The first few weeks of school were exactly as predicted. My husband and I were called to go in every single day to retrieve our screaming, petrified son from under a table and to try to stop him self-harming – a brand-new challenge that arrived for the first time in those early weeks.  There was very little we could do that the teachers couldn’t. I would sit rocking and cuddling him on the floor while he sobbed and screamed and shook. I cried myself, then worried that I was burdening him with my feelings and showing him that his feelings weren’t welcome, then cried some more with the guilt. 

My son has Oculocutaneous Albinism, so alongside vision impairment he also has additional needs including hourly suncream application between April and October. As I had expected, the first issue arose when an adult he barely knew had to apply suncream to him. It doesn’t help that in September his peers don’t need it applying. I sat at home looking at the clock knowing the first application would be at 11am and knowing full well what was about to come before my phone even rang. 

Honestly, it was horrendous. Worse than I had imagined. But it lasted just two weeks. On week three, the clouds parted and we started to see light at the end of the tunnel. 

The teachers quickly became safe people. They understood and engaged with his needs immediately. At times they seemed more on the ball than I was at managing the UV rating, sunglasses, and visually adaptations. 

The EHCP that had been granted in August was still stuck in the admin and understaffing loop of the council and to this day I still haven’t received a draft to approve never mind the final document. I was scared to share the professional’s reports with the school for fear of showing my son’s “worst side” before the staff got to meet the gorgeous, inquisitive, charming, empathetic boy he is. 

One day when crying in a side room whilst the caretaker talked about padding the walls to protect my son from his newfound head pounding, I apologised to a teacher who he had hit in a rage. I promised them how wonderful he is, and that when they got to know him, they would love him. His teacher stopped me immediately and begged me not to apologise. She said she already could see how amazing he was and sung his praises in specific, heartfelt ways.

Over the next few weeks everything settled down. My heart still broke whenever we had another bruise or bloody nose or when he talked about not being able to find anyone in the playground but now with the support around me, we could start to make adjustments. 

His QTVI and habilitation officer (provided by Guide Dogs as this is another area where the council is woefully understaffed) go into school weekly. 

Over Christmas, we realised how much happier my son was identifying his pals through their Christmas jumpers rather than school uniform so started to look at ways we could make this permanent with hi vis jackets or bands. 

I am having to choose what I advocate for and what I let go on a daily basis.
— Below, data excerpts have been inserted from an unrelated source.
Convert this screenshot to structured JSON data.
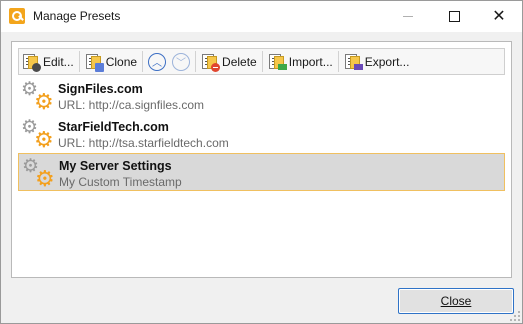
{
  "window": {
    "title": "Manage Presets",
    "close_label": "Close"
  },
  "toolbar": {
    "edit_label": "Edit...",
    "clone_label": "Clone",
    "delete_label": "Delete",
    "import_label": "Import...",
    "export_label": "Export..."
  },
  "presets": [
    {
      "name": "SignFiles.com",
      "detail": "URL: http://ca.signfiles.com",
      "selected": false
    },
    {
      "name": "StarFieldTech.com",
      "detail": "URL: http://tsa.starfieldtech.com",
      "selected": false
    },
    {
      "name": "My Server Settings",
      "detail": "My Custom Timestamp",
      "selected": true
    }
  ],
  "colors": {
    "accent": "#2f73c7",
    "selection_border": "#f0c060",
    "gear_orange": "#f3a01e"
  }
}
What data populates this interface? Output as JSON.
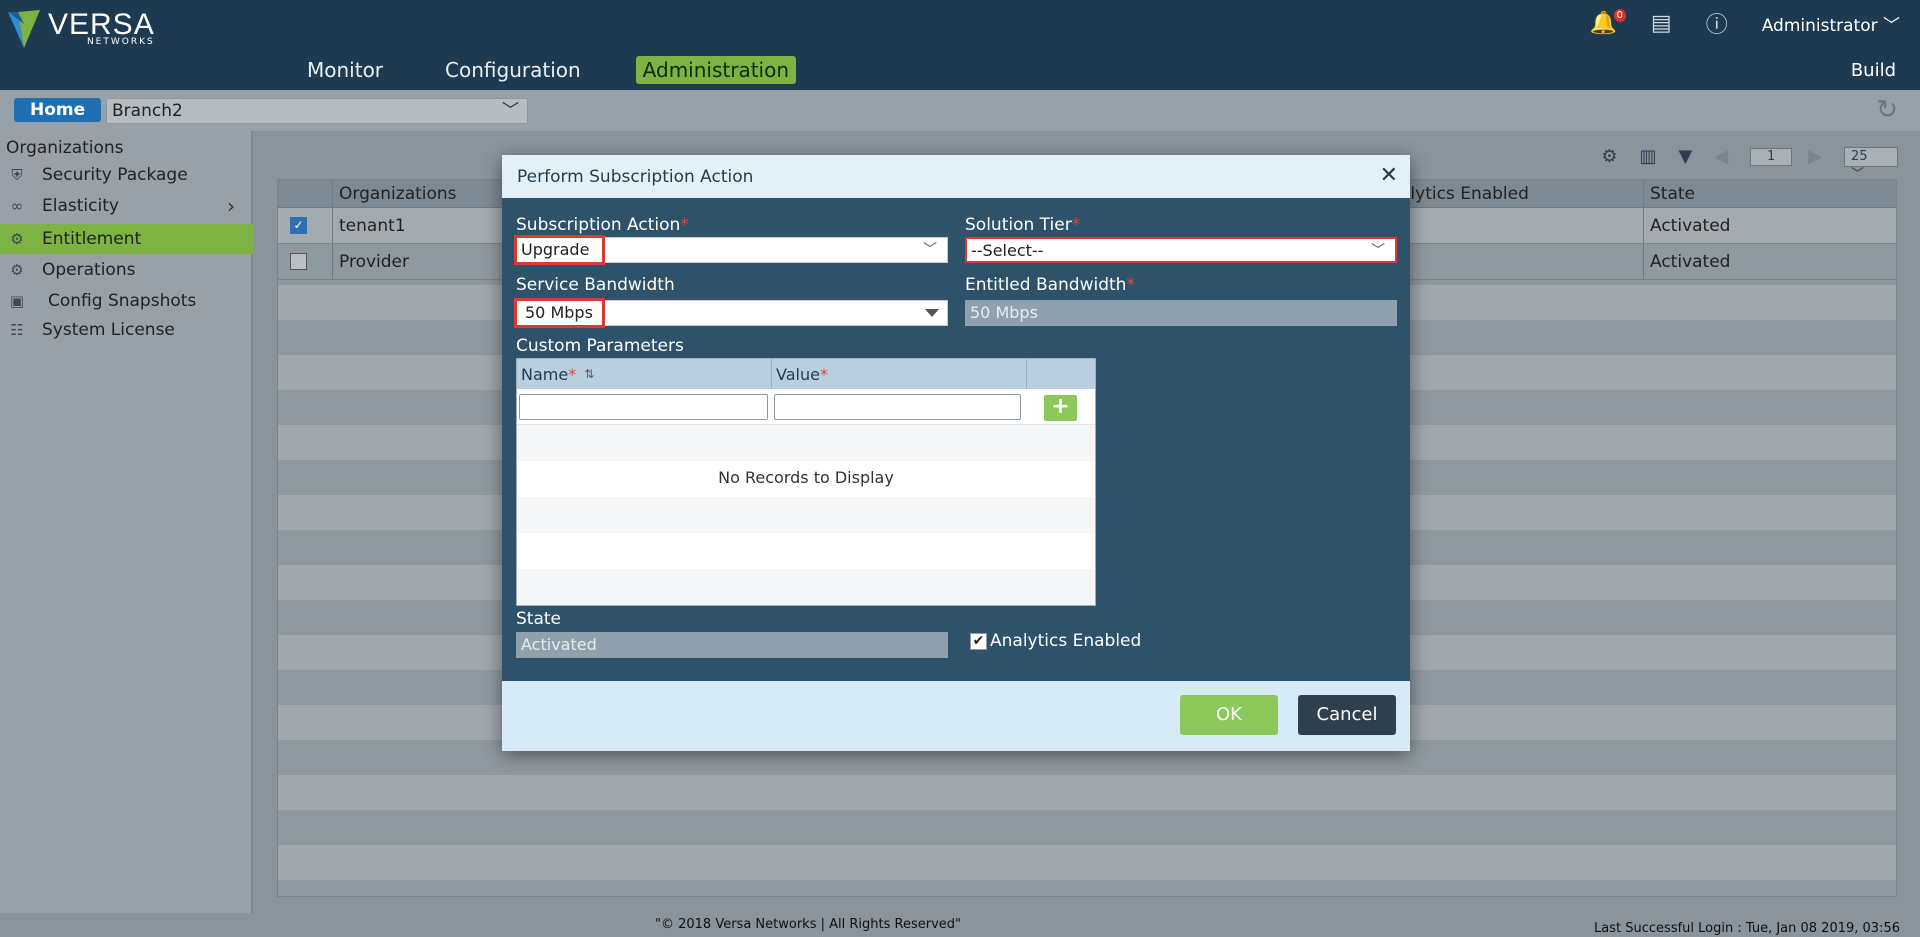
{
  "header": {
    "logo_word": "VERSA",
    "logo_sub": "NETWORKS",
    "nav": [
      "Monitor",
      "Configuration",
      "Administration"
    ],
    "nav_active": "Administration",
    "build_label": "Build",
    "notification_count": "0",
    "user": "Administrator"
  },
  "subbar": {
    "home_label": "Home",
    "branch_value": "Branch2"
  },
  "sidebar": {
    "title": "Organizations",
    "items": [
      {
        "label": "Security Package",
        "icon": "shield-icon"
      },
      {
        "label": "Elasticity",
        "icon": "elasticity-icon"
      },
      {
        "label": "Entitlement",
        "icon": "gear-icon"
      },
      {
        "label": "Operations",
        "icon": "operations-icon"
      },
      {
        "label": "Config Snapshots",
        "icon": "snapshot-icon"
      },
      {
        "label": "System License",
        "icon": "license-icon"
      }
    ],
    "active": "Entitlement"
  },
  "grid": {
    "page": "1",
    "page_size": "25",
    "columns": [
      "Organizations",
      "alytics Enabled",
      "State"
    ],
    "rows": [
      {
        "org": "tenant1",
        "state": "Activated",
        "checked": true
      },
      {
        "org": "Provider",
        "state": "Activated",
        "checked": false
      }
    ]
  },
  "modal": {
    "title": "Perform Subscription Action",
    "subscription_action_label": "Subscription Action",
    "subscription_action_value": "Upgrade",
    "solution_tier_label": "Solution Tier",
    "solution_tier_value": "--Select--",
    "service_bandwidth_label": "Service Bandwidth",
    "service_bandwidth_value": "50 Mbps",
    "entitled_bandwidth_label": "Entitled Bandwidth",
    "entitled_bandwidth_value": "50 Mbps",
    "custom_params_label": "Custom Parameters",
    "col_name": "Name",
    "col_value": "Value",
    "no_records": "No Records to Display",
    "state_label": "State",
    "state_value": "Activated",
    "analytics_label": "Analytics Enabled",
    "analytics_checked": true,
    "ok_label": "OK",
    "cancel_label": "Cancel",
    "required_mark": "*"
  },
  "footer": {
    "copyright": "\"© 2018 Versa Networks | All Rights Reserved\"",
    "last_login": "Last Successful Login : Tue, Jan 08 2019, 03:56"
  },
  "colors": {
    "header_bg": "#1e3a50",
    "accent_green": "#7cb342",
    "modal_bg": "#2d5269",
    "error_red": "#d93a35"
  }
}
It doesn’t help that getting the truth out of a 5-year-old in a coherent manner is near impossible, so it’s hard to know whether it’s true he’s not allowed on certain playground equipment because it’s too dangerous for someone with a VI or if that’s a yarn that my son is enjoying spinning. 

For a few days before this second term started, my son was up for 3 hour stretches through the night. I could see the anxiety building in him and started to panic we would be back at day one again, but so far, so good. Of course, I can, once again, see the difference between myself and the parents of neurotypical or abled children. The volume of emails I have sent in this first week alone, explaining my sons needs as sensory not behavioural, reassuring the new after school clubs that he will settle into things, chasing councils and SEN teams, begging for extra OT support, and it goes on.

I guess my biggest learn as a VI parent is that nothing is linear. Achieving something one day doesn’t mean it can be achieved the next as there are so many variables with glare, brightness, shadows, contrast and more. Add to this the social barriers that come with things like not being able to see facial expressions and it’s impossible to predict successful days from chaotic ones. 

But I feel more equipped than ever. I have absolutely no expectations in terms of literacy or numeracy and will just watch them develop at their own pace. But I now feel it is perfectly possible for my son to have a rich and enjoyable education journey and I’m excited to see what that looks like for him.